Warsaw, 12th March 2019
Over 500 small shops owners appeal to the Prime Minister to withdraw from Sunday trade restrictions
On 12th March 2019, a petition was submitted to the Chancellery of the Prime Minister of the Republic of Poland regarding the abolition of the Act on trade restrictions on Sundays and certain holidays, and introducing changes to the Labour Code guaranteeing each employee two free Sundays a month. The petition was signed by Cezary Kaźmierczak, president of the Union of Entrepreneurs and Employers, Jerzy Romański, president of the Polish Federation of Merchants and Producers Associations, as well as over five hundred owners of small family stores.
The petition calls attention to both the express mode of adopting the Act on Sunday trade restrictions and the lack of a reliable assessment of the effects of regulation, and the negative effects of the introduced regulations. Over the first year of the Act being in force, an many as 16 thousand small family stores were closed – stores that the new regulations were supposed to help. Moreover, the social acceptance of the introduced regulations is decreasing. Along with the gradual decrease in the number of commercial Sundays per the month, the percentage of opponents of the Sunday trading ban increases.
“Many times, after we presented hard statistical data clearly showing that the Sunday trade ban is killing small stores, we would hear “argumentation” based on anecdotal evidence,” says Cezary Kaźmierczak, president of the Union of Entrepreneurs and Employers. “People would talk about brothers-in-law, cousins or neighbours who allegedly run small shops and praise the trade ban. This was supposed to be a counterargument against the statistics that were crushing to the enforced regulations. Therefore, if widely available data are still unconvincing, we have decided to collect signatures for a petition to the Prime Minister, in which we call for this harmful act to be repealed. There are more than five hundred of them, a solid, representative group of owners of the smallest stores, not anonymous individuals. They clearly say that the ban is harmful to their businesses and they ask for it to be abolished.”

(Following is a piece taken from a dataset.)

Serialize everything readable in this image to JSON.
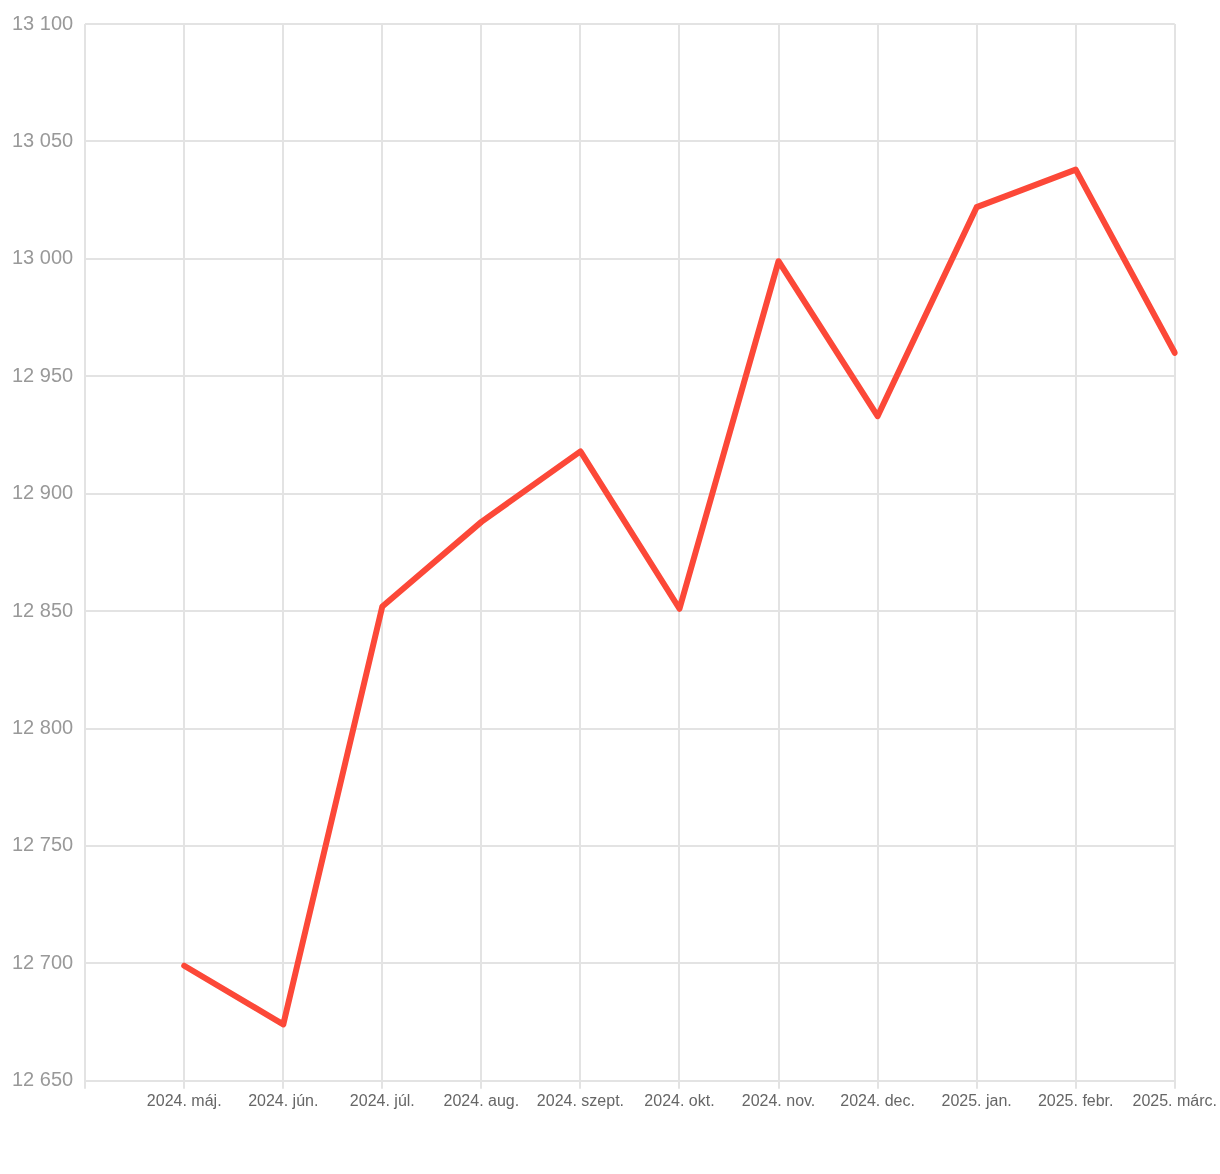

The petition also points to a solution which, in the opinion of its signatories, would be much more optimal than restrictions on Sunday trade, i.e. the introduction of a guarantee of two free Sundays each month for all employees working under a contract of employment. This way, the legislator’s original goal could be achieved without excessive interference in the market or in the functioning of entrepreneurs. The advantage of this solution is also that it would be commonplace and would cover all employees, not just those employed in a part of the commercial sector.
“We really see and experience how extremely harmful the Sunday trade ban is for owners of small Polish shops,” claims Jerzy Romański, president of the Polish Federation of Merchants and Producers Associations. “This petition is a cry of despair. The smallest entrepreneurs from the commercial sector appeal to the Prime Minister to abolish the regulations that lead to their bankruptcies. I deeply hope that they will be heard.”